Web URLs¶
Creates a Carbon connector configured for the Web Scraper integration. It ingests content from one or more web URLs using the standard Carbon data-connector flow provided by the base Carbon node. Behavior (inputs/outputs, sync, and error handling) is inherited from the generic Carbon data node.

Usage¶
Use this node when you need to ingest public web pages into your Carbon data workspace for downstream search, RAG, or analytics. Place it at the beginning of a data ingestion workflow, configure the standard Carbon connector settings (as exposed by the base Carbon data node), and connect its output to nodes that index, process, or consume the ingested content.
Inputs¶
| Field | Required | Type | Description | Example |
|---|---|---|---|---|
| urls | True | Not specified | One or more web URLs to scrape and ingest. Exact format and multiplicity are defined by the base Carbon data node. | https://example.com, https://example.com/docs/* |
| connector_authentication | False | Not specified | Standard Carbon connector credentials or token input as defined by the base Carbon data node. | |
| ingestion_options | False | Not specified | Common ingestion settings (e.g., crawl depth, include/exclude patterns, scheduling) exposed by the base Carbon data node, if available. | Not specified |
| destination_dataset | False | Not specified | Target dataset or collection within Carbon where scraped content will be stored, as defined by the base Carbon data node. | web_knowledge_base |
Outputs¶
| Field | Type | Description | Example |
|---|---|---|---|
| connector_output | Not specified | The standard output produced by Carbon data connector nodes (e.g., a handle or reference to the created/updated dataset or sync job). Exact type and structure are defined by the base Carbon data node. | Not specified |
Important Notes¶
- This node is a thin wrapper that selects the Web Scraper integration. All core behavior (inputs, outputs, validation, and execution) is defined by the base Carbon data node.
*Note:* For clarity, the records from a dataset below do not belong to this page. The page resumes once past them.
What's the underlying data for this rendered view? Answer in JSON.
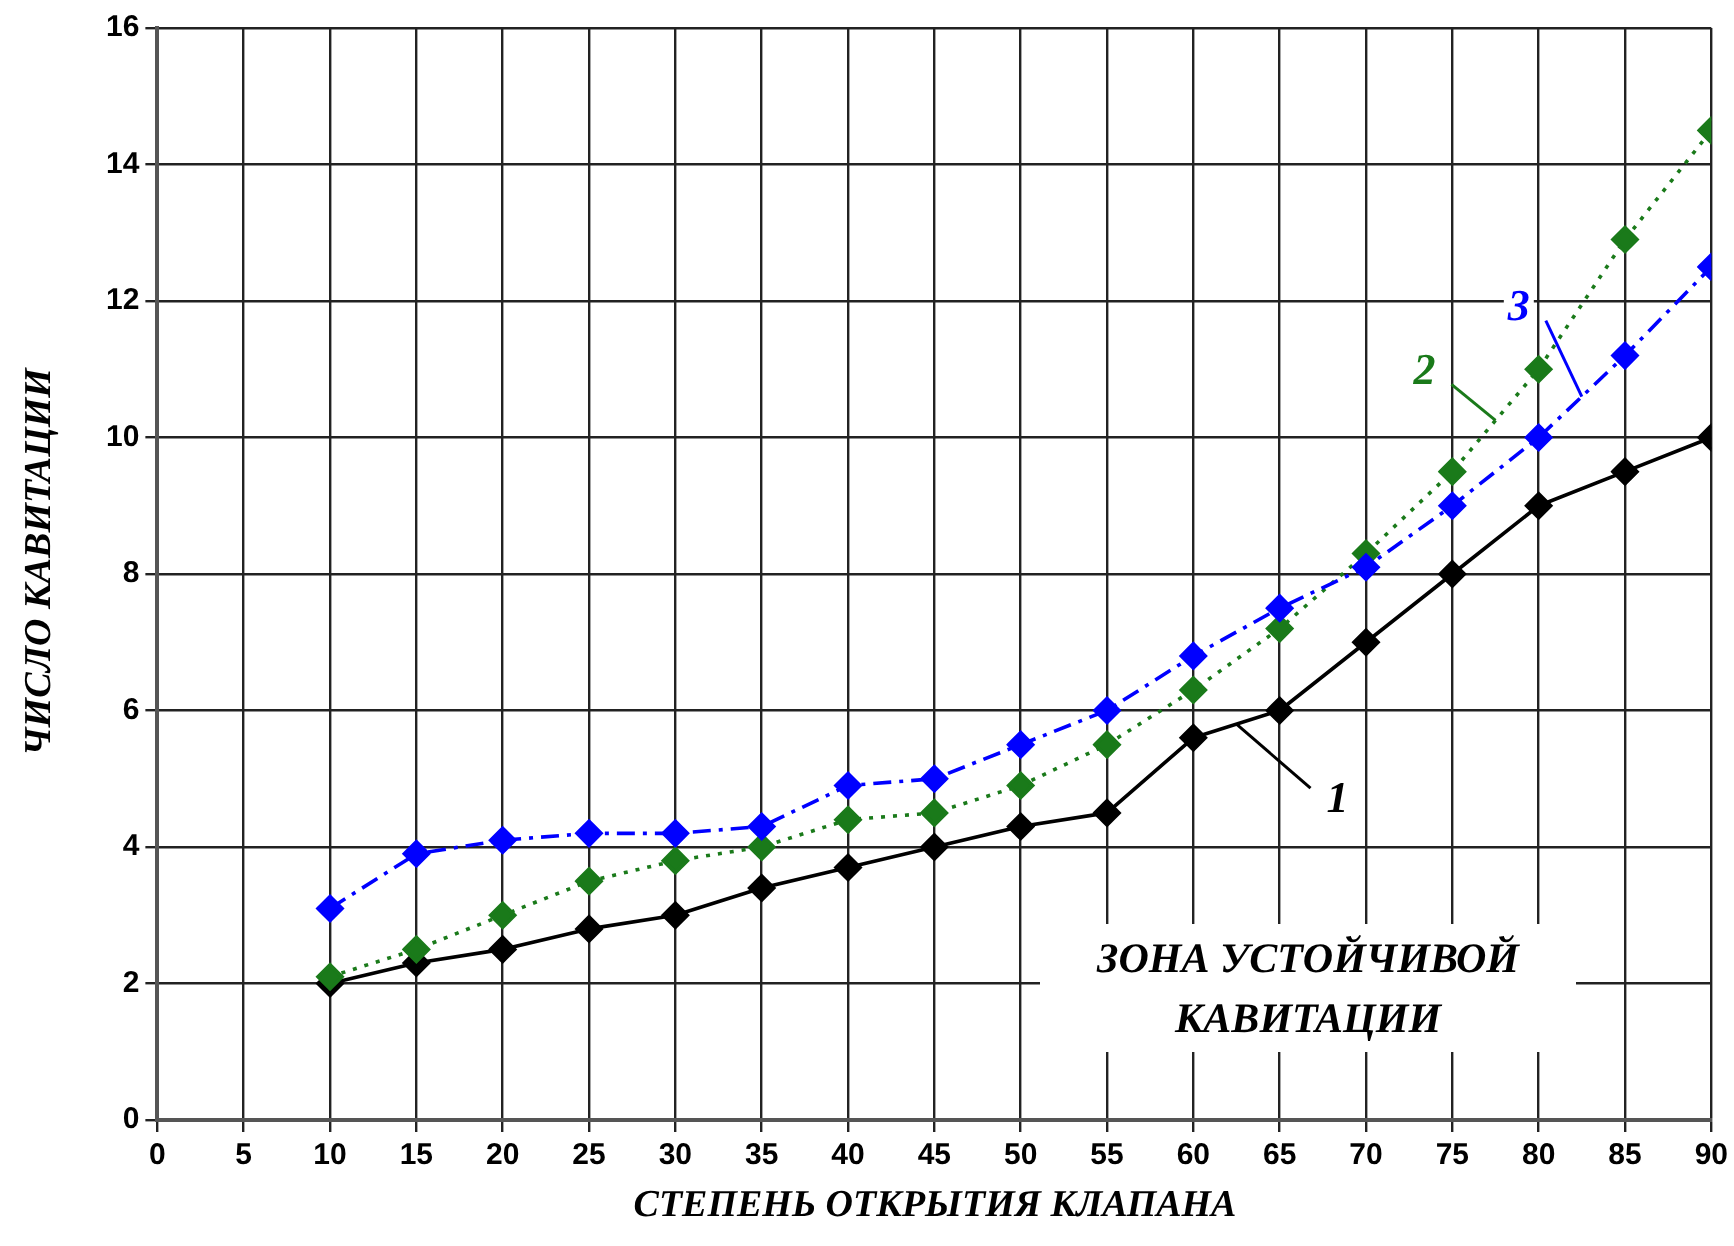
{
  "chart_data": {
    "type": "line",
    "xlabel": "СТЕПЕНЬ ОТКРЫТИЯ КЛАПАНА",
    "ylabel": "ЧИСЛО КАВИТАЦИИ",
    "x": [
      10,
      15,
      20,
      25,
      30,
      35,
      40,
      45,
      50,
      55,
      60,
      65,
      70,
      75,
      80,
      85,
      90
    ],
    "series": [
      {
        "name": "1",
        "color": "#000000",
        "line_style": "solid",
        "values": [
          2.0,
          2.3,
          2.5,
          2.8,
          3.0,
          3.4,
          3.7,
          4.0,
          4.3,
          4.5,
          5.6,
          6.0,
          7.0,
          8.0,
          9.0,
          9.5,
          10.0
        ]
      },
      {
        "name": "2",
        "color": "#1a7a1a",
        "line_style": "dotted",
        "values": [
          2.1,
          2.5,
          3.0,
          3.5,
          3.8,
          4.0,
          4.4,
          4.5,
          4.9,
          5.5,
          6.3,
          7.2,
          8.3,
          9.5,
          11.0,
          12.9,
          14.5
        ]
      },
      {
        "name": "3",
        "color": "#0000ff",
        "line_style": "dashed",
        "values": [
          3.1,
          3.9,
          4.1,
          4.2,
          4.2,
          4.3,
          4.9,
          5.0,
          5.5,
          6.0,
          6.8,
          7.5,
          8.1,
          9.0,
          10.0,
          11.2,
          12.5
        ]
      }
    ],
    "xlim": [
      0,
      90
    ],
    "xticks": [
      0,
      5,
      10,
      15,
      20,
      25,
      30,
      35,
      40,
      45,
      50,
      55,
      60,
      65,
      70,
      75,
      80,
      85,
      90
    ],
    "ylim": [
      0,
      16
    ],
    "yticks": [
      0,
      2,
      4,
      6,
      8,
      10,
      12,
      14,
      16
    ],
    "grid": true,
    "legend": false,
    "marker": "diamond",
    "annotations": [
      "ЗОНА УСТОЙЧИВОЙ КАВИТАЦИИ"
    ]
  }
}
- The display name for this node is "Web URLs".
- Any required authentication, workspace, or dataset configuration must be provided via the standard inputs exposed by the base Carbon data node.
- The exact input and output types are not specified in this file and may vary with the version of the base Carbon data node.
Troubleshooting¶
- If inputs are unclear or missing, refer to the base Carbon data node documentation for the full list of required/optional parameters.
- If ingestion fails, verify that the URLs are accessible and valid, and check that your Carbon credentials (if required) are correctly configured.
- If no data appears downstream, ensure the destination dataset/workspace exists and that the sync job completed successfully as reported by the base Carbon data node.